Porém, em toda essa trajetória, ele conta que nem sempre conseguiu sucesso. "É muito tempo e, mais do que muito tempo, é muita coisa. Foram anos muito intensos, variados, sem uma carreira linear, ascendente ou descendente. Foi uma carreira que teve muito vai e vem, muitos revezes, e a minha maior conquista foi ter conseguido mantê-la ativa esses anos todos", diz.

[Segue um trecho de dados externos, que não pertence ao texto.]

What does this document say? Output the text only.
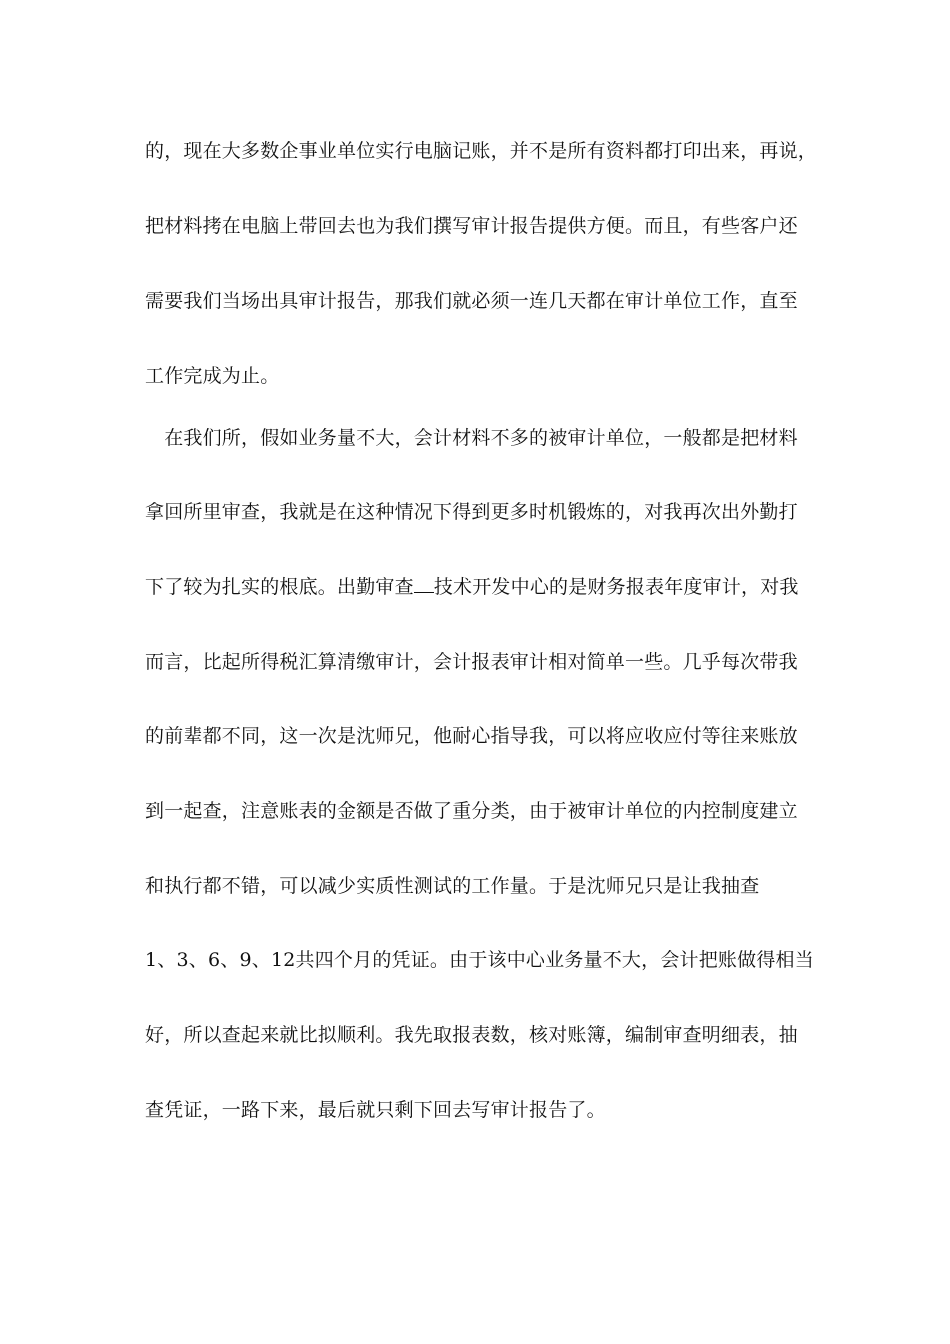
的，现在大多数企事业单位实行电脑记账，并不是所有资料都打印出来，再说，
把材料拷在电脑上带回去也为我们撰写审计报告提供方便。而且，有些客户还
需要我们当场出具审计报告，那我们就必须一连几天都在审计单位工作，直至
工作完成为止。
　在我们所，假如业务量不大，会计材料不多的被审计单位，一般都是把材料
拿回所里审查，我就是在这种情况下得到更多时机锻炼的，对我再次出外勤打
下了较为扎实的根底。出勤审查 技术开发中心的是财务报表年度审计，对我
而言，比起所得税汇算清缴审计，会计报表审计相对简单一些。几乎每次带我
的前辈都不同，这一次是沈师兄，他耐心指导我，可以将应收应付等往来账放
到一起查，注意账表的金额是否做了重分类，由于被审计单位的内控制度建立
和执行都不错，可以减少实质性测试的工作量。于是沈师兄只是让我抽查
1、3、6、9、12共四个月的凭证。由于该中心业务量不大，会计把账做得相当
好，所以查起来就比拟顺利。我先取报表数，核对账簿，编制审查明细表，抽
查凭证，一路下来，最后就只剩下回去写审计报告了。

Todas as mudanças profissionais de Gueminho começaram em 1977, quando o artista multifacetado buscava ser padre. "Sempre gostei de atuar com grupos, comecei com o Teatro Academia, que eu ajudei a fundar. Era um coadjuvante de terceira fila, já que trabalhava no Colégio Academia como seminarista. O teatro é uma coisa fascinante, ele te dá possibilidade de um tipo de contato com as pessoas que nenhuma outra dá, um contato quente, pessoal, intenso e transformador. Depois da Academia, fundamos o Teatro de Quintal, que hoje conhecemos como TQ, que foi uma dissidência de atores do Teatro Academia. Nós tivemos várias formações ao longo dos anos e aquela mais estável é essa atual, que tem no elenco Roberta Abramo, Marco Mangal, Rodrigo Mangal e Igor Beats, nosso técnico sonoplasta e videomaker. Estamos juntos há 18 anos. Mas já tivemos várias formações. Acredito que até hoje tenham passado pelo grupo umas cem pessoas. A minha maior conquista foi ter mantido essa instituição viva", garante.

Dificuldades

Ao falar em conquista, Gueminho atribuí à cidade de Juiz de Fora boa parte das dificuldades enfrentadas por ele e outros artistas. "É curioso que a palavra difícil está sempre associada à Juiz de Fora. É uma característica daqui, e nós temos bons motivos para achar isso, já que se comprova em várias áreas. O que eu sinto é que com o talento que a gente teve, com o que conseguimos produzir, se tivéssemos dado sorte, ou tivéssemos tido a competência de mudar para os grandes centros, teríamos ido muito mais longe, muito mais fundo. Foram diversos motivos que não conseguimos. E um deles é o desejo meio covarde de querer fazer alguma coisa importante aqui, já que é a minha cidade. A gente não conseguiu encontrar esse retorno. É algo até meio cultural de Juiz de Fora, já que o nome da cidade é dedicado a uma pessoa que não é daqui", afirma.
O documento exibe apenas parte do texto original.